I usually find a significant amount of modifications is required in an adventure... the flow just seems too "off" to me in many situations, and the situation of the adventure needs adapting to my campaign circumstances at the very least. I am sort of demanding in this way. Though in many cases I could have just plunked certain adventures into my campaign as is, I think it makes my campaign feel like a more consistent whole if I tie it logically to other aspects of the game. For example, the Banewarrens got retroed in as a part of an already existing "vault complex" that existed in my campaign world, and The Ghost Machine (from To Stand on Hallowed Ground was rewritten to weave the prototype ghost machine and the current whereabouts of its makers into my campaign.
Often, I'll use an adventure to fulfill a specific role... eg, to stage a battle with my own NPC, to place a treasure, etc.

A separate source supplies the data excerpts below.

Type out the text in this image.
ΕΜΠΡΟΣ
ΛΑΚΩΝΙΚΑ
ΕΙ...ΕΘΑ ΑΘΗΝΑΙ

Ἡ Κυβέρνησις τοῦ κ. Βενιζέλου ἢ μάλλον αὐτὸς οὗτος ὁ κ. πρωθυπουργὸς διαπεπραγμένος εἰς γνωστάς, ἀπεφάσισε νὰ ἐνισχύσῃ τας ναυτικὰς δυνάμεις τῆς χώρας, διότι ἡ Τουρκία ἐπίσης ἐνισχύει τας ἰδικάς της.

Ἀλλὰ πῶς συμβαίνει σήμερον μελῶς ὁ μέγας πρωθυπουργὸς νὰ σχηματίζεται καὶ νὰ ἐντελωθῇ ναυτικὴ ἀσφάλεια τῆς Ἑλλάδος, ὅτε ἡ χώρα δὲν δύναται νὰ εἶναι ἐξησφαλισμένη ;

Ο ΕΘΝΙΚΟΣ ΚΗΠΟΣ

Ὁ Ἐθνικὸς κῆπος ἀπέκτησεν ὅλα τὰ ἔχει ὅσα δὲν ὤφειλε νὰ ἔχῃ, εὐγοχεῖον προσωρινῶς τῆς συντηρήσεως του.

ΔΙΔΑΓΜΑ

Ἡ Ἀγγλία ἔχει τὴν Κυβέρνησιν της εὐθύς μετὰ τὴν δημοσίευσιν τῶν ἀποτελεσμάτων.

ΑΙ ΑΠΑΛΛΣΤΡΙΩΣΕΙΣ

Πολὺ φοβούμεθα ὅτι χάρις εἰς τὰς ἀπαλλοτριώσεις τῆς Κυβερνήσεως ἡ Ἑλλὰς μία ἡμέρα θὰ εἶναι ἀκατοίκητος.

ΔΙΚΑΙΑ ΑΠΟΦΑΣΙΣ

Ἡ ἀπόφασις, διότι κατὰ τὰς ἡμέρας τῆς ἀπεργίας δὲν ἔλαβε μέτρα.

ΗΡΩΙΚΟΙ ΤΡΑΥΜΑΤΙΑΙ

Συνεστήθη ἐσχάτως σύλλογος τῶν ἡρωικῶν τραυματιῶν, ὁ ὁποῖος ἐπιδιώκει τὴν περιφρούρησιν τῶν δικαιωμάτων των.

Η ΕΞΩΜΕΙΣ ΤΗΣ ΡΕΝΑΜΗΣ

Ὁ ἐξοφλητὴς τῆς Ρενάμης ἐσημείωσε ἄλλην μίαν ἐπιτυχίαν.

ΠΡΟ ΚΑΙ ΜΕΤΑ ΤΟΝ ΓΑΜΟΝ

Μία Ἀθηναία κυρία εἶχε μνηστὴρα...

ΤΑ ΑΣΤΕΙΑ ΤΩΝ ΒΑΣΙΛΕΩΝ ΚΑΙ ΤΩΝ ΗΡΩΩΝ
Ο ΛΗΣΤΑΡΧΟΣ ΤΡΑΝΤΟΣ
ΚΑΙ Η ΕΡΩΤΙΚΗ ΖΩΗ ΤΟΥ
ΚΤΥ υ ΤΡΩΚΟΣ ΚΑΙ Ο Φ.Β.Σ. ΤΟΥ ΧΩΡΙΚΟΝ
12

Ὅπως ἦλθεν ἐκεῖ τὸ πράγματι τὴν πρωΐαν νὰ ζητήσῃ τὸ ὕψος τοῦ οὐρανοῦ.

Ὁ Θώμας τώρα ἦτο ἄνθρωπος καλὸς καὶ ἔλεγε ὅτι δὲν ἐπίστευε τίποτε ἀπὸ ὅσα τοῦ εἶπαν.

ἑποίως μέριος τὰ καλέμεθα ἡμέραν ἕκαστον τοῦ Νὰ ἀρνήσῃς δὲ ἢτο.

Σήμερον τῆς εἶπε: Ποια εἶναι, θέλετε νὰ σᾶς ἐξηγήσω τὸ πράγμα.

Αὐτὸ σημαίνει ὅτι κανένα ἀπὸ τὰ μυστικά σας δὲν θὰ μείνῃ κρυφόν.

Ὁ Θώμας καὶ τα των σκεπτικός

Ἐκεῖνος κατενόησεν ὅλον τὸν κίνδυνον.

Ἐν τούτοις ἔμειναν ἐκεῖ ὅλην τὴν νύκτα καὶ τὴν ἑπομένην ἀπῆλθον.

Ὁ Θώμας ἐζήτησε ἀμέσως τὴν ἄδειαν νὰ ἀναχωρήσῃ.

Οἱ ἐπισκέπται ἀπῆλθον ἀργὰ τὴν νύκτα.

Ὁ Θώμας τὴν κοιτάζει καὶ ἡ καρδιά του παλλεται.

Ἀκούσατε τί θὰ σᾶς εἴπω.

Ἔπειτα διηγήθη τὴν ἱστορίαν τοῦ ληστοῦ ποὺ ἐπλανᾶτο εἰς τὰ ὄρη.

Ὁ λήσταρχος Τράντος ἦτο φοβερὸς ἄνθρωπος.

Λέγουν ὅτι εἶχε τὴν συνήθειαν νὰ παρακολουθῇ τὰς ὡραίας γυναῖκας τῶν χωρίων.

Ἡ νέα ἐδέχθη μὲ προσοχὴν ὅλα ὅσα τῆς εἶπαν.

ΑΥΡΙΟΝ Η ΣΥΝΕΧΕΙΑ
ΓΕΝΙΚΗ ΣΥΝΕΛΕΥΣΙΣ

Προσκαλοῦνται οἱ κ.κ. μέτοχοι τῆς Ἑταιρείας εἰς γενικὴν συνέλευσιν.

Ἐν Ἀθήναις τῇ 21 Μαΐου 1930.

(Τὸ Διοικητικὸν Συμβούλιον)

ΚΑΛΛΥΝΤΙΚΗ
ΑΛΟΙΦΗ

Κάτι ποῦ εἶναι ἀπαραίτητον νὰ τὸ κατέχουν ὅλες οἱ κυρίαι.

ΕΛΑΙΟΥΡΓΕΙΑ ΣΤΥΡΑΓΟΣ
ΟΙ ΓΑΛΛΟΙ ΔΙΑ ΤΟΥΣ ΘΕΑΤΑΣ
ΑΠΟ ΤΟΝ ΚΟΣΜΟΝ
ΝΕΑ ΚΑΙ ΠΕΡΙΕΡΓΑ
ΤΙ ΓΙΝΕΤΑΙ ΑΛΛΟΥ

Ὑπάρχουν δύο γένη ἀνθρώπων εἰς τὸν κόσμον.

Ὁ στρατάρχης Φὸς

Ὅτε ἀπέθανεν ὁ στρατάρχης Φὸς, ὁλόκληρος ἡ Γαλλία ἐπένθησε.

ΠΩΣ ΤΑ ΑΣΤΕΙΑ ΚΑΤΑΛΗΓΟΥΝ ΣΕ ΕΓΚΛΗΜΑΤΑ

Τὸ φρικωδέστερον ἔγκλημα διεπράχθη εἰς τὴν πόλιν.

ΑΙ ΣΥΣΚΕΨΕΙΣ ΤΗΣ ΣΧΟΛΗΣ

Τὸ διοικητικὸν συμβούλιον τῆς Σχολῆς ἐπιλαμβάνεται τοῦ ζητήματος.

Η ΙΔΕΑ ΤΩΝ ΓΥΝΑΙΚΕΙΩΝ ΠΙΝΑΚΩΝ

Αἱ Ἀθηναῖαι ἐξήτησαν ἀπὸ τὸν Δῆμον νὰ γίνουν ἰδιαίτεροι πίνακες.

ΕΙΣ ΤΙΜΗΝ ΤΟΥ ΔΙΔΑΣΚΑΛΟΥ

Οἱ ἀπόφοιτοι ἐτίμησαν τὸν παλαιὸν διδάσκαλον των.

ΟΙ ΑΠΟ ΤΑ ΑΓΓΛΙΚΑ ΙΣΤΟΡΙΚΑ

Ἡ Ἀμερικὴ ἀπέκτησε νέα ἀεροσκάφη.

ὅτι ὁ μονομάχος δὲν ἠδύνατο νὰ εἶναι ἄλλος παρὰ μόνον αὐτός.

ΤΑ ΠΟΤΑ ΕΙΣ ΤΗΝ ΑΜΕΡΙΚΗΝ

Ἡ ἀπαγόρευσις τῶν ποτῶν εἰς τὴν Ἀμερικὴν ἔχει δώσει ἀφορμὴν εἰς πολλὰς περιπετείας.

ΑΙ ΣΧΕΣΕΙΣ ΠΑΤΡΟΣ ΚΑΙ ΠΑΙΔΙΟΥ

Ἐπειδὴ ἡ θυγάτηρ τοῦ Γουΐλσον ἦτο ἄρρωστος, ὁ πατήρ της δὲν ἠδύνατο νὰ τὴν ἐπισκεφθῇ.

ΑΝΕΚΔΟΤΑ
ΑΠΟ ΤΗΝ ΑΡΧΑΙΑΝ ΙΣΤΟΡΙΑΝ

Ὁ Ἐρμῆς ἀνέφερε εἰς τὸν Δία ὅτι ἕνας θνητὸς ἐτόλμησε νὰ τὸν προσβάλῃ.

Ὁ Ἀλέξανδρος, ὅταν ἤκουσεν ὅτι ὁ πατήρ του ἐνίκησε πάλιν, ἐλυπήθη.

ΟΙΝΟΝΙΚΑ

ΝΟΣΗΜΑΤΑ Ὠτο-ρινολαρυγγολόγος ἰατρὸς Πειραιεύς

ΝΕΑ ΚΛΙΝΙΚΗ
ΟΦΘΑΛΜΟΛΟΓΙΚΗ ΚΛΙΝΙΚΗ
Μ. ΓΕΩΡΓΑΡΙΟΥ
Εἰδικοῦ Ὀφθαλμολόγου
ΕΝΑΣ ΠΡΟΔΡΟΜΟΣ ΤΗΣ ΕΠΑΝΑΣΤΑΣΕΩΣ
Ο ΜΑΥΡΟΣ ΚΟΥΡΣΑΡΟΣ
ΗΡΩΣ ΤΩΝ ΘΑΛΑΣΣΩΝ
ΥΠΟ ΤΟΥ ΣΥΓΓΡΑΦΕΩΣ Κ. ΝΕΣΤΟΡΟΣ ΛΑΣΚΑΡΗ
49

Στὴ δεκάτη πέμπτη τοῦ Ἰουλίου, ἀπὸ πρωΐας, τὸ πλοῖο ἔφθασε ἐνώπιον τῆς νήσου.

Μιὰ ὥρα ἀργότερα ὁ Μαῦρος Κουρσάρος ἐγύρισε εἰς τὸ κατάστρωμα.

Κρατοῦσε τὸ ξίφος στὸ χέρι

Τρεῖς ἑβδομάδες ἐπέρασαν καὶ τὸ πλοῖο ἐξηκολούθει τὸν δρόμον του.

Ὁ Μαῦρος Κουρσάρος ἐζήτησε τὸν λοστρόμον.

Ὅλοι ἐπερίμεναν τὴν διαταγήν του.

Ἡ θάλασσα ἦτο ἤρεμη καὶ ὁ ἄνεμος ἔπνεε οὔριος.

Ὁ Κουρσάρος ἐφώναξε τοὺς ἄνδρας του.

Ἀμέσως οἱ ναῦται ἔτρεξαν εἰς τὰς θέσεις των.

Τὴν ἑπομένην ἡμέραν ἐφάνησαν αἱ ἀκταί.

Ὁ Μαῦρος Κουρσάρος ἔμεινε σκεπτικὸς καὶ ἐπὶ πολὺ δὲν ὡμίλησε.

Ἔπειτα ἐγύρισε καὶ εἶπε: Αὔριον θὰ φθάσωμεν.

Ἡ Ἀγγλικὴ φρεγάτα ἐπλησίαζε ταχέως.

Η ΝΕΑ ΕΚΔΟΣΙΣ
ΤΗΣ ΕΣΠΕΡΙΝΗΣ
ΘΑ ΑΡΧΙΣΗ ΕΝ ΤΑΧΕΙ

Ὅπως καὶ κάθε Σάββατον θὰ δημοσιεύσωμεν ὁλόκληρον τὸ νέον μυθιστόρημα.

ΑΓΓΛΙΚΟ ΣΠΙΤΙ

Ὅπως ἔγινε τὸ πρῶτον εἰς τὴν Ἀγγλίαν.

If I find it unreasonable to work a given adventure into the game, then I go in and "strip it for parts". NPCs, maps, situations, encounters are all fair game and might get pulled in piecemeal into my own games. Usually, the first thing to go out the window when I get to this stage is the plot.
Sometimes I'll start with the intention of working a given module in, but eventually it works its way out, and all that is left are the vestiges of ideas that were in it. For example, there was an FFG adventure that features "dark ancient gods of the elves" in an elemental themed adventure. Eventually, the elemental dungeon went away in one of my edits of the campaign arc, and the dark gods of the elves got replaced by far realms entities. The adventure just got used as a placeholder to build my thinking around until it developed beyond the basic ideas.